Skip to main content

“No body’s perfect” sekilas masuk akal. Tapi bila diperhatikan dengan seksama, itu mengungkap nihilitas, absurditas dan hilangnya arti sejati tentang “manusia”.

“No body’s perfect” adalah kata tak bermakna bila “perfect body” tidak ada. Tak ada “tak sempurna” bila tak ada “sempurna”.

Dihadirkan manusia-manusia suci supaya tidak silau dengan manusia yang tidak suci apalagi intoleran, apalagi mengkafirkan para pecinta manusia-manusia suci, bergelar habib atau kyai atau lainnya.

Konsekuensi keyakinan terhadap kesucian orang-orang yang diyakini imam adalah menjadikan para manusia suci sebagai tolok ukur, model prima dan penangkal kultus (pemujaan tak berdasar akal sehat).

Manusia-manusia suci dihadirkan agar manusia-manusia menduplikasinya. Bila tidak suci, tak ada obligasi logis untuk menduplikasinya. Itulah krisis kemanusiaan.

“Manusia suci” dalam teologi Katolik sangat penting demi menjamin terpeliharanya sakralitas ajaran gereja. Karena itu, ada upacara pelantikan “manusia suci.”

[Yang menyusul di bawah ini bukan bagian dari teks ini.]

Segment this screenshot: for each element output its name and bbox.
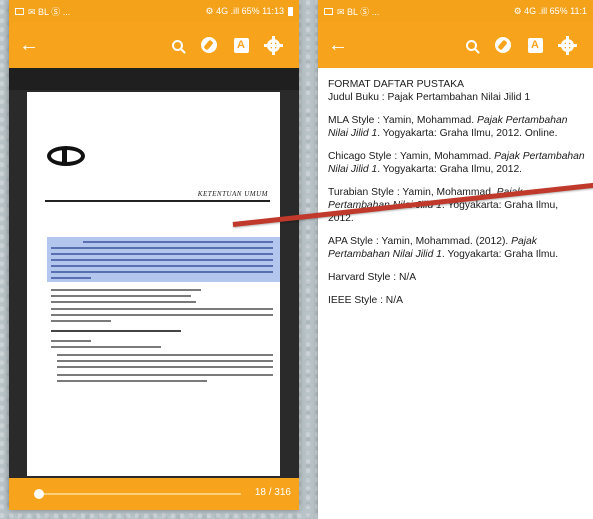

Karena tidak meyakini adanya manusia sempurna, sebagian orang justru menjadikan manusia setara kualitasnya sebagai panutan taken for granted. Menolak imam dan manusia suci justru menyeretnya kepada pengimaman orang yang setara. Akibatnya, jumlah imam dan manusia suci dalam masyarakat yang menolak adanya manusia suci lebih banyak dari jumlah manusia suci yang sejak semula diyakini sebagai prototype manusia alias manusia2 suci demi menjamin kesucian agama.